La Banque centrale européenne a relevé son taux directeur de 0,75 % à 1,5 % lors de sa réunion du 27 octobre.

L’inflation annuelle s’est établie à 10,7% dans la zone euro en octobre, selon une première estimation de l’institut de statistiques Eurostat publiée le 31 octobre. L’indice harmonisé des prix à la consommation a été vu en hausse de plus de 7% en France et en Espagne, de 11,6% en Allemagne. , 12,8 % en Italie, 16,8 % aux Pays-Bas et 22,4 % en Estonie.

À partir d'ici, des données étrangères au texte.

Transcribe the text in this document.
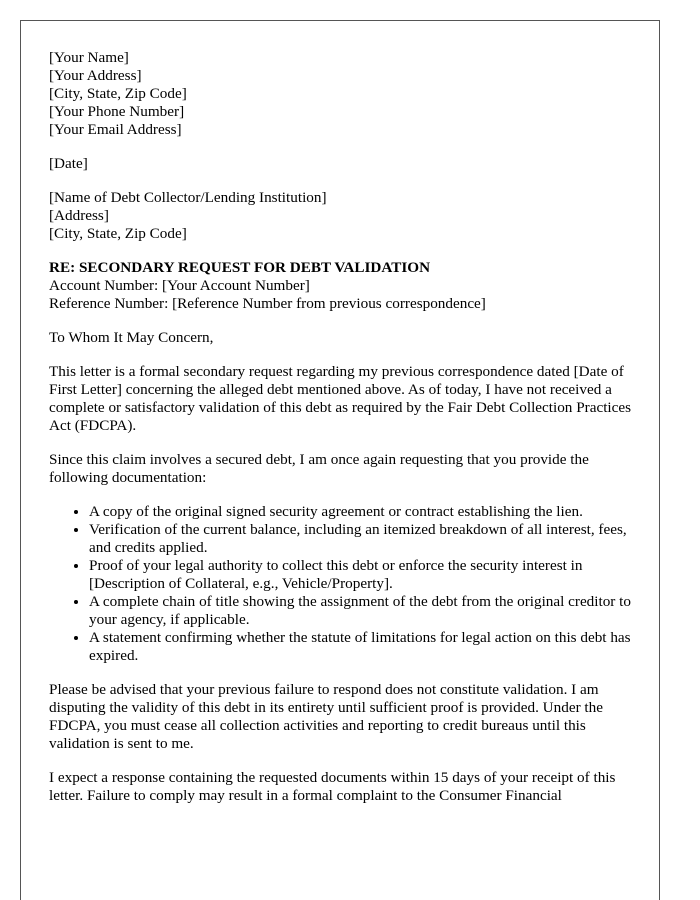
[Your Name]
[Your Address]
[City, State, Zip Code]
[Your Phone Number]
[Your Email Address]
[Date]
[Name of Debt Collector/Lending Institution]
[Address]
[City, State, Zip Code]
RE: SECONDARY REQUEST FOR DEBT VALIDATION
Account Number: [Your Account Number]
Reference Number: [Reference Number from previous correspondence]

To Whom It May Concern,

This letter is a formal secondary request regarding my previous correspondence dated [Date of First Letter] concerning the alleged debt mentioned above. As of today, I have not received a complete or satisfactory validation of this debt as required by the Fair Debt Collection Practices Act (FDCPA).

Since this claim involves a secured debt, I am once again requesting that you provide the following documentation:

• A copy of the original signed security agreement or contract establishing the lien.
• Verification of the current balance, including an itemized breakdown of all interest, fees, and credits applied.
• Proof of your legal authority to collect this debt or enforce the security interest in [Description of Collateral, e.g., Vehicle/Property].
• A complete chain of title showing the assignment of the debt from the original creditor to your agency, if applicable.
• A statement confirming whether the statute of limitations for legal action on this debt has expired.

Please be advised that your previous failure to respond does not constitute validation. I am disputing the validity of this debt in its entirety until sufficient proof is provided. Under the FDCPA, you must cease all collection activities and reporting to credit bureaus until this validation is sent to me.

I expect a response containing the requested documents within 15 days of your receipt of this letter. Failure to comply may result in a formal complaint to the Consumer Financial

Le nouveau Premier ministre italien Giorgia Meloni a déclaré aux législateurs italiens le 25 octobre que « beaucoup considéraient comme dangereuse » la détermination de la BCE à relever les taux d’intérêt, ce qui risque « d’avoir un impact sur le crédit bancaire aux familles et aux entreprises », a-t-elle ajouté.

Le président français Emmanuel Macron a déclaré le 17 octobre qu’il était « inquiet que de nombreux experts et certains acteurs de la politique monétaire expliquent que la demande en Europe doit être écrasée pour contenir l’inflation ». « Il faut être très prudent », a-t-il dit.